Herausforderung Home-Schooling

Die Beschulung der Kinder ist in vielen Familien ein Dauerthema, die mit den Notmassnahmen des Bundes eine «ausserordentliche Situation» erzeugt hat. Plötzlich sind die Eltern in der Hauptverantwortung, dass ihre Sprösslinge lernen. Die digitalen Medien erweisen sich dabei als weitere Herausforderung.

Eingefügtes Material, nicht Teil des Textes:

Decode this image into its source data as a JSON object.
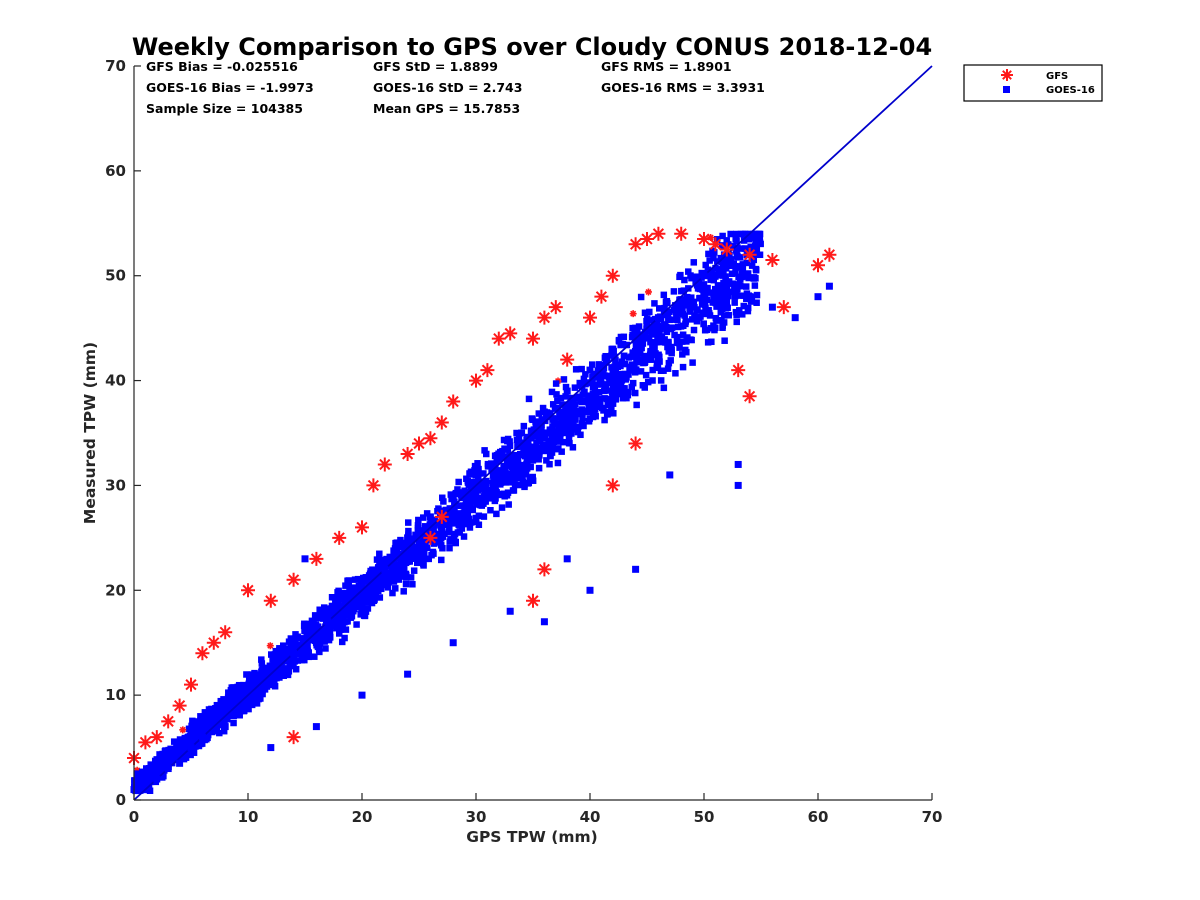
{
  "chart_data": {
    "type": "scatter",
    "title": "Weekly Comparison to GPS over Cloudy CONUS 2018-12-04",
    "xlabel": "GPS TPW (mm)",
    "ylabel": "Measured TPW (mm)",
    "xlim": [
      0,
      70
    ],
    "ylim": [
      0,
      70
    ],
    "xticks": [
      "0",
      "10",
      "20",
      "30",
      "40",
      "50",
      "60",
      "70"
    ],
    "yticks": [
      "0",
      "10",
      "20",
      "30",
      "40",
      "50",
      "60",
      "70"
    ],
    "grid": false,
    "legend_position": "outside-top-right",
    "stats": {
      "gfs_bias": "GFS Bias = -0.025516",
      "gfs_std": "GFS StD = 1.8899",
      "gfs_rms": "GFS RMS = 1.8901",
      "goes_bias": "GOES-16 Bias = -1.9973",
      "goes_std": "GOES-16 StD = 2.743",
      "goes_rms": "GOES-16 RMS = 3.3931",
      "sample_size": "Sample Size = 104385",
      "mean_gps": "Mean GPS = 15.7853"
    },
    "reference_line": {
      "x": [
        0,
        70
      ],
      "y": [
        0,
        70
      ],
      "color": "#0000cc"
    },
    "series": [
      {
        "name": "GFS",
        "marker": "asterisk",
        "color": "#ff1a1a",
        "x": [
          0,
          1,
          2,
          3,
          4,
          5,
          6,
          7,
          8,
          10,
          12,
          14,
          16,
          18,
          20,
          21,
          22,
          24,
          25,
          26,
          27,
          28,
          30,
          31,
          32,
          33,
          35,
          36,
          37,
          38,
          40,
          41,
          42,
          44,
          45,
          46,
          48,
          50,
          51,
          52,
          54,
          56,
          57,
          60,
          61,
          53,
          54,
          44,
          42,
          36,
          35,
          27,
          26,
          14
        ],
        "y": [
          4,
          5.5,
          6,
          7.5,
          9,
          11,
          14,
          15,
          16,
          20,
          19,
          21,
          23,
          25,
          26,
          30,
          32,
          33,
          34,
          34.5,
          36,
          38,
          40,
          41,
          44,
          44.5,
          44,
          46,
          47,
          42,
          46,
          48,
          50,
          53,
          53.5,
          54,
          54,
          53.5,
          53,
          52.5,
          52,
          51.5,
          47,
          51,
          52,
          41,
          38.5,
          34,
          30,
          22,
          19,
          27,
          25,
          6
        ]
      },
      {
        "name": "GOES-16",
        "marker": "square",
        "color": "#0000ff",
        "x": [
          0,
          1,
          2,
          3,
          4,
          5,
          6,
          8,
          10,
          12,
          14,
          15,
          17,
          20,
          22,
          24,
          26,
          28,
          30,
          32,
          34,
          36,
          38,
          40,
          42,
          44,
          46,
          48,
          50,
          52,
          54,
          56,
          58,
          60,
          61,
          53,
          53,
          47,
          44,
          40,
          38,
          36,
          33,
          28,
          24,
          20,
          16,
          12
        ],
        "y": [
          1,
          2,
          2,
          3,
          3.5,
          5,
          6,
          7,
          9,
          11,
          14,
          23,
          17,
          19,
          22,
          25,
          27,
          29,
          31,
          33,
          35,
          37,
          39,
          41,
          43,
          45,
          46,
          47,
          50,
          49,
          48,
          47,
          46,
          48,
          49,
          30,
          32,
          31,
          22,
          20,
          23,
          17,
          18,
          15,
          12,
          10,
          7,
          5
        ]
      }
    ]
  }
}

Home-Schooling ist eine Herausforderung für die Familien.
Home-Schooling ist eine Herausforderung für die Familien.

Diejenigen Eltern, die mit der laufenden Digitalisierung bisher nichts anfangen konnten, hatten bisher vielleicht kein Problem. Aber mit jeder Woche, die der Ausnahmezustand andauert und die Schulen ihre digitalen Angebote hochfahren, wird der Druck auf die Eltern grösser, sich mit der Materie zu befassen. Parallel zur bundesrätlichen Schliessungsverfügung aller Schulen in der Schweiz hat das Fach ICT einen deutlich höheren Stellenwert erlangt. Informations- und Computertechnologie ist nicht mehr gesondertes Fach oder nur in einzelnen Fächern präsent, sondern allgegenwärtig. Die Stoffvermittlung, Anweisungen der Lehrpersonen und weiterführende Links laufen über schulspezifische Homepages. Das Lernangebot ist plötzlich keine reine Bringschuld des Lehrpersonals mehr, sondern wird auch zu einer Holschuld für die Schulkinder – und je nach Schulstufe auch von deren Eltern. Das stellt die Erziehungsberechtigten vor neue Herausforderungen. Zum einen, weil die Smartphones, Tablets und Computer der Kids bevorzugte Spiele- und Chat-Plattformen sind, die – nur einen Klick von den Lerninhalten entfernt – zu Ablenkung und Zerstreuung einladen. Fehlt die Motivation für den Schulstoff, braucht es ein ausgeklügeltes Konzept und viel Überzeugungskraft der Eltern, damit ihre Sprösslinge an den Schularbeiten ­dranbleiben. Die Rollenvermischung Eltern-Polizist-Pädagoge-Gefängniswärter-Unterhalter (es gilt vor allem auch die weibliche Form) macht die Sache nicht eben leichter. Ohne Druck und Deals funktioniert der geregelte Home-Schoolingbetrieb wohl nur bei kinderlosen Ehepaaren ... Manch einer dürfte in den letzten Wochen ein Aha-Erlebnis bezüglich der Leistung und Geduld der Lehrpersonen erlangt haben, die diesen Drucksituationen im normalen Schulbetrieb tagtäglich und noch wesentlich konzentrierter ausgesetzt sind, wenn 20 und mehr Kinder und Jugendliche im Schulzimmer sind.
Als weitere Herausforderung sind derzeit auch viele Eltern zu Hause am Arbeiten. Die Grenzen zwischen Arbeits-, Familien- und Freizeit verschwimmen. Neue Tagesstrukturen müssen her, damit die Life-Work-Balance (ja, nicht umgekehrt!) ins Lot kommt. Das erhöht die sozialen Spannungen, denn das individuelle Ruhebedürfnis kann innerhalb einer Familie  höchst unterschiedlich sein. So erstaunt es nicht, dass die Kids plötzlich gerne zur Schule gehen würden und es auch die Eltern wieder schätzen, für den Job das Haus verlassen zu dürfen. Aber noch ist erst Halbzeit in der Corona-Krise – und zudem ist es ungewiss, ob der Lockdown am 19. April tatsächlich aufgehoben wird.